Saisie de 56 animaux à Compiègne
Quand les associations parviennent à obtenir justice
2020
Pour l'association, 2020 n'a pas seulement été l'année du confinement pour lutter contre le Covid mais aussi celle où nous avons découvert l'une des formes les plus lâches de la maltraitance : tenir une sorte d'association clandestine, sans aucune autorisation légale ni capacité de la personne à pourvoir au bien-être des animaux.
Ce sont 56 animaux qui en ont payé le prix à Compiègne. Cochons d'Inde, rats, pigeons, lapins et furets, entassés dans deux garages loués dans des conditions inimaginables.

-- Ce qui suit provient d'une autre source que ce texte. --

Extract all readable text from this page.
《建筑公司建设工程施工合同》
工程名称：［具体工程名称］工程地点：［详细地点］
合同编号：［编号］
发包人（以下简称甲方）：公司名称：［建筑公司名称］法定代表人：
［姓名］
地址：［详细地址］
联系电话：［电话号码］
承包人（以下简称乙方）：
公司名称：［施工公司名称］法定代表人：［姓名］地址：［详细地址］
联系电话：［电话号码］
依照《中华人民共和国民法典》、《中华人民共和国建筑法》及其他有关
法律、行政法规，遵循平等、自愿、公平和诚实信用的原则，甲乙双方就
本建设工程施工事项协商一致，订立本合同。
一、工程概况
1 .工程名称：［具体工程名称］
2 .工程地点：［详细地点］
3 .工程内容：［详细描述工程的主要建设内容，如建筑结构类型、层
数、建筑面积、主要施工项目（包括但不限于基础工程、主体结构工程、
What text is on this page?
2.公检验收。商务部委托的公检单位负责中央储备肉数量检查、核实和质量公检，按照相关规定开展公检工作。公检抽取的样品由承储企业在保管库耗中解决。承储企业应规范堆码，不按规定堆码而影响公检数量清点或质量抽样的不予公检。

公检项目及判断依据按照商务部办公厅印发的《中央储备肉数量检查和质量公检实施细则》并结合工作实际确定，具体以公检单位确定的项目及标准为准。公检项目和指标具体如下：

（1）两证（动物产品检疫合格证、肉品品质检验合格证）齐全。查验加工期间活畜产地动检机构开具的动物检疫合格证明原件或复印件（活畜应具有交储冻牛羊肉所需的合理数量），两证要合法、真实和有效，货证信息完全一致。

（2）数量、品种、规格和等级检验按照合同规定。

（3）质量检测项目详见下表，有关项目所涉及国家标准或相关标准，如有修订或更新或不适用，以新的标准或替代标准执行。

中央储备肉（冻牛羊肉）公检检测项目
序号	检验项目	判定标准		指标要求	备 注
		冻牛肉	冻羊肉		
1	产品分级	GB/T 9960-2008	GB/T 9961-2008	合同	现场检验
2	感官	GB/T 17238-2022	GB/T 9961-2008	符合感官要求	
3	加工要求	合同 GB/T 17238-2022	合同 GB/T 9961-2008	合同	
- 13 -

Au moment de la saisie : des cages empilées au milieu des déchets, dans l'un des deux garages.
L'enquête et l'intervention
Tout commence par une personne qui s'est faite remarquée pour son activité dans plusieurs groupes sur Facebook. Un jour, celle-ci se met à rechercher des adoptants contre une faible rémunération. Au-delà du fait qu'il est illégal de vendre des animaux de cette façon — les animaux n'étant pas des marchandises et leur cession étant strictement réglementée. Plusieurs personnes se sont rendu compte d'un problème et ont commencé à rassembler des preuves que cette personne détenait des animaux dans des conditions de maltraitance.
Parmi ces preuves figuraient des échanges directs avec la personne, qui assumait sans détour avoir laissé ces 56 animaux sans nourriture depuis des mois dans ce qu'elle appelait un "hangar", et qui s'avérera en réalité être deux garages loués. En approfondissant l'enquête, ce fameux hangar a pu être localisé, ainsi que le domicile de la personne, où son association était domiciliée sans aucune autorisation.
Sachant tout cela, notre association et d'autres ont décidé de contacter la Direction Départementale de la Protection des Populations (DDPP) de l'Oise dans un premier temps. En effet, l'une des missions de la DDPP est de veiller au respect des normes en matière de bien-être animal. Par ailleurs, tout établissement en lien avec des animaux se doit d'être déclaré, ce qui n'était absolument pas le cas ici.
Grâce à la coopération entre les associations, la DDPP s'est montrée réactive et a rapidement pris les mesures nécessaires pour libérer ces 56 animaux de leurs souffrances. Le commissariat et le procureur ont ensuite pu être saisis afin d'obtenir l'autorisation de pénétrer dans les lieux et d'intervenir.
La prise en charge des furets
C'est ainsi qu'aux côtés de plusieurs associations et bénévoles, nous avons pu procéder à la prise en charge des furets. Sur les 8 furets récupérés par notre association, 3 ont été adoptés par l'une de nos familles d'accueil : deux vieilles furettes âgées de 5 et 6 ans souffrant d'aplasie, ainsi qu'un mâle de 5 ans. Les 5 autres, des furettes gestantes, ont quant à elles été transférées en Isère.
Malheureusement tous les animaux n'ont pas pu être sauvés. Certains étaient déjà décédés à notre arrivée, d'autres n'ont pas survécu malgré les soins, tant les conditions dans lesquelles ils vivaient étaient terribles.
Capucine et Bleuet, deux furettes putoisées issues de la saisie.
Rose et Lilas, deux furettes issues de la saisie, prises en charge et apaisées en famille d'accueil.
Face à la gravité des faits, notre association n'a pas hésité à porter plainte. Une telle horreur ne peut rester impunie. D'autres associations se sont également portées partie civile, parmi lesquelles la Fondation Brigitte Bardot et la SPA.
Parfois l'horreur est telle qu'il est nécessaire de coopérer avec plusieurs associations. Des associations sont également intervenues pour prendre en charge les cochons d'Inde, les pigeons, les lapins. Car l'une de nos missions ne se limite pas à prendre en charge et soigner : c'est aussi, et surtout, dénoncer et ne jamais laisser passer de tels actes.